The mass spectrometer shows the presence of organic compounds, brass and a little bit of steel. The technicians have used the top-notch lab machine that doesn’t even need to make contact with the specimen being tested. It can scan the specimen from a distance. It’s safer that way, considering the fact that they don’t know what this suspicious object can do.
They can’t put it through the MRI machine because it contains ferrous materials, so instead they hook it up to the alternative. It’s experimental, but it reveals enough about the nature of the strange object to conclude that it’s possible that it’s some kind of weapon. The row of chambers could be combustion chambers, to ignite an explosive material. Perhaps they are the repositories for the catalyst that causes the brass to oxidise. Maybe it’s a sophisticated kind of bomb. Or a remote conductor of huge currents of power.
Perhaps it’s the antenna for a listening, spying device. It doesn’t seem to have any active circuitry, but perhaps the transistors are so small, and the microchips so sophisticated, that they are invisible to the sensitive scanning apparatus that have already been used.
The scanning electron microscope is used next. It reveals that the tooling used in its construction wasn’t particularly sophisticated. It could be a decoy though, intended to fool anyone who examines it as closely as this.
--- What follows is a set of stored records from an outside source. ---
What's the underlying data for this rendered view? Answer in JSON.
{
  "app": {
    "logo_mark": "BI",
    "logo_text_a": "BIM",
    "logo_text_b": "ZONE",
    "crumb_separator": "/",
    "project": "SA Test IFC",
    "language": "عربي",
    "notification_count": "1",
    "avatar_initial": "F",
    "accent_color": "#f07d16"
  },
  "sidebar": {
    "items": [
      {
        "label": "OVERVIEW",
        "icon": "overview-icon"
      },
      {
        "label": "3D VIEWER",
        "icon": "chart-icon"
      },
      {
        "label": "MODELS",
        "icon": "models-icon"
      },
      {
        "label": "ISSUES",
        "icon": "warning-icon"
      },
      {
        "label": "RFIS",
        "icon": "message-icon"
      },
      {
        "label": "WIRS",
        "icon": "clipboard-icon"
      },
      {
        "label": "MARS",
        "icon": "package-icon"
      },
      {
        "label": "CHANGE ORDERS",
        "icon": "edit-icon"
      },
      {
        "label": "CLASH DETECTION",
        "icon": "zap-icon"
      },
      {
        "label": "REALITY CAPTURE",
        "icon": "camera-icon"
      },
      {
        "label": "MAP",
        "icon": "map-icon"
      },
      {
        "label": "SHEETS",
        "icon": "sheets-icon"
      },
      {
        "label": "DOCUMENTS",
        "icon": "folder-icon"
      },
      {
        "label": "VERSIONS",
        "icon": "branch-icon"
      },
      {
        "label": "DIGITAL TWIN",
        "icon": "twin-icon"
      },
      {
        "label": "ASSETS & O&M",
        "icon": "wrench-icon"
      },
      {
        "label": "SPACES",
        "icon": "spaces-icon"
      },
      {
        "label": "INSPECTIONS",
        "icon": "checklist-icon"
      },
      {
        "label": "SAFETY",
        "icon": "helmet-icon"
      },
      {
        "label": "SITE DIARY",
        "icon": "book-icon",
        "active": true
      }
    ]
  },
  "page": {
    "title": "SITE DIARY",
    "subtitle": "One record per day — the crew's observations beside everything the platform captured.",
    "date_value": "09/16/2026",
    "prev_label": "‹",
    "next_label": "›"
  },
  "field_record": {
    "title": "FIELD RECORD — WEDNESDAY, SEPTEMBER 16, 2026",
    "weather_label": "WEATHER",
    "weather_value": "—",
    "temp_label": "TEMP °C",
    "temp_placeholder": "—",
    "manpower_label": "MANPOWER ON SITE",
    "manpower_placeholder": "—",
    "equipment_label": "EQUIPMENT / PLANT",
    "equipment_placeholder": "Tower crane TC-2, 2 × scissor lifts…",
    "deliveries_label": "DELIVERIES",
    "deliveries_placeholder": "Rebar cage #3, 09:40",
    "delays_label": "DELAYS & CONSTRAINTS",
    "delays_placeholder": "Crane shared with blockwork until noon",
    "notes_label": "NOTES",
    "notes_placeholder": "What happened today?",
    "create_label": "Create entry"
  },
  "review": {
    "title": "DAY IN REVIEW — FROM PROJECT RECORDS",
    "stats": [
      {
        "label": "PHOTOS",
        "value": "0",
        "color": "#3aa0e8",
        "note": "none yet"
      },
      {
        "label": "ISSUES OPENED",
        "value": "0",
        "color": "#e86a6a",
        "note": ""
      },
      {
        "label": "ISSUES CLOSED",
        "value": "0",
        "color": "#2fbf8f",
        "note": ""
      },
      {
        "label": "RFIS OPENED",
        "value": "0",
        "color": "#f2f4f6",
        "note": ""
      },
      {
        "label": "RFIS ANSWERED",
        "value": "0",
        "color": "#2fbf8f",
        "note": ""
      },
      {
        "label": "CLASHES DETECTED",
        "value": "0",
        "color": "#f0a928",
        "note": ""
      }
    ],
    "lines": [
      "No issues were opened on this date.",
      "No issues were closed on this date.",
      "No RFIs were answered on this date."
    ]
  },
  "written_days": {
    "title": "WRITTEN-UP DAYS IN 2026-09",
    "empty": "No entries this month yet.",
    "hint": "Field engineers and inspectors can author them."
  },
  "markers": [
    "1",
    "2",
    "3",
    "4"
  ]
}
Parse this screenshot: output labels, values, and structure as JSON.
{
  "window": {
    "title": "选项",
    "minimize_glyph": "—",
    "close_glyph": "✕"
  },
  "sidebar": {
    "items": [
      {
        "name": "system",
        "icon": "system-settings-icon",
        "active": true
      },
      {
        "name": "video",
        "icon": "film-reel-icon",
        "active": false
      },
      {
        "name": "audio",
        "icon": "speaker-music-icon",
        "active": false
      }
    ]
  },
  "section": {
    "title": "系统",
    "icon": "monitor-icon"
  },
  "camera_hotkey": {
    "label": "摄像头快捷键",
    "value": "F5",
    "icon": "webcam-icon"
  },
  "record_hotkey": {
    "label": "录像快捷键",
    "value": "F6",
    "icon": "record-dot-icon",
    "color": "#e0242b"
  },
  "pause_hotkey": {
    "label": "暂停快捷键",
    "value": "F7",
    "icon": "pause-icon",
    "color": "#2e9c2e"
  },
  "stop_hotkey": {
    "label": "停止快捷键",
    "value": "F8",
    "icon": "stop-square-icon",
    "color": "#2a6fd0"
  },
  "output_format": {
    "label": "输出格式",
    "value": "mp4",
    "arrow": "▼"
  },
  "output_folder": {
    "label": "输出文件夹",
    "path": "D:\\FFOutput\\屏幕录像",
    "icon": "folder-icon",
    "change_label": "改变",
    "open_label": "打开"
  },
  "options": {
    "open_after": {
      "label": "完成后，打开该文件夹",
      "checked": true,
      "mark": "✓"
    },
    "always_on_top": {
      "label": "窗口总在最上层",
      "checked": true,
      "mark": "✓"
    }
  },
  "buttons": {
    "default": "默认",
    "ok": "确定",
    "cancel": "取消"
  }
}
The only definite conclusion is that the device has terrestrial origins. It could be from the Anarchic Federation of Mongolia, or the Union of Western South American States, but it’s definitely not from planets Proxima Centauri b or Gliese 667 B b. The ambassadors of those planets were already consulted.
The biggest clue could be the large letters emblazoned across the surface of the device. “DTS” it reads. The initials represent are a widely used, contemporary political phrase, “death to society.” Could it be a political message to the leaders of this country? Is it a threat, or a terrorist attack?
The technicians and security analysts are stumped. They pack up for the day and the cleaner begins his evening duties. He’s an old-timer, from before the internet was sentient. From a time when people used their legs to ambulate. When people fed themselves by planting seeds in dirt and hoping that the weather would treat them favourably.
“Hey!” Shouts the cleaner to the last technician who’s about to leave for the day. “What are you guys doing with this?” He gestures towards the odd device. “That’s classified. You shouldn’t even be in here.” The technician responds aggressively. “That’s mine.” Says the cleaner. “See? DTS. Dwayne T. Smith.”
The cleaner yanks the device out from beneath the antibiotic, pressurised cover and puts it to his mouth. He blows a jaunty tune. The tone of the harmonica is lively and proud. The technician is already on the phone. “Sir, the cleaner has identified the enigma device!”